Libéral convaincu en matière économique, Ivan Duque - dont l'élection a été saluée par le monde des affaires - espère rester dans l'Histoire comme le président qui aura débarrassé le pays de la corruption. Il aspire également à réduire significativement les inégalités ; à permettre à une majorité de ses compatriotes pauvres d'accéder à la classe moyenne ; et à simplifier le système fiscal. Last but not least : partisan convaincu de la plus grande fermeté vis-à-vis du trafic de drogue, le nouveau chef de l'État est déterminé à éradiquer la production de coca. Il a quatre ans pour mener toutes ces tâches à bien.

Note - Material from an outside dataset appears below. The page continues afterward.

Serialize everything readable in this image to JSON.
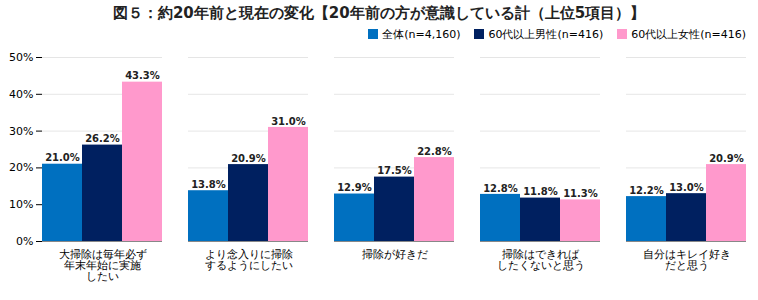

Politique Internationale - Monsieur le Président, quelle a été votre première pensée en apprenant que vous aviez remporté l'élection ?

Ivan Duque - Je me suis juré de donner le meilleur de moi-même pour servir le peuple colombien.

P. I. - L'état dans lequel vous avez trouvé le pays vous a-t-il surpris, en bien ou en mal ?

I. D. - Je ne m'attendais pas à devoir gérer autant de situations de crise en même temps. Par exemple, plus de trois cents leaders sociaux avaient été tués au cours des dix-huit mois précédant mon entrée en fonctions (1). Par ailleurs, nous manquions des ressources nécessaires pour aider toutes les personnes concernées par le processus de réinsertion (2). Les institutions étaient faibles. Il y avait un trou de 14 milliards de pesos dans le budget. Le gouvernement était intervenu dans le dossier Electricaribe - l'un des plus importants fournisseurs d'énergie sur la côte nord de la Colombie -, mais il n'y avat pas de stratégie de sortie de crise (3). De nombreuses concessions routières qui faisaient l'objet de litiges étaient paralysées. Le secteur de l'éducation publique était sous-financé. Et le programme alimentaire destiné aux enfants (4) était, lui aussi, insuffisamment financé. Vous le voyez : nous étions confrontés à de nombreuses crises simultanées. Quand je me suis rendu compte de l'ampleur de la tâche, je me suis dit : « Eh bien, il faut que nous utilisions nos cent premiers jours pour remettre les choses en ordre ! » Nous nous sommes donc mis à traiter chacune de ces crises en déployant nos meilleurs efforts. Et, dans le même temps, nous nous sommes efforcés de mettre en oeuvre notre vision pour le pays. Je pense pouvoir dire aujourd'hui que ces cent premiers jours ont révélé toute la détermination de notre administration.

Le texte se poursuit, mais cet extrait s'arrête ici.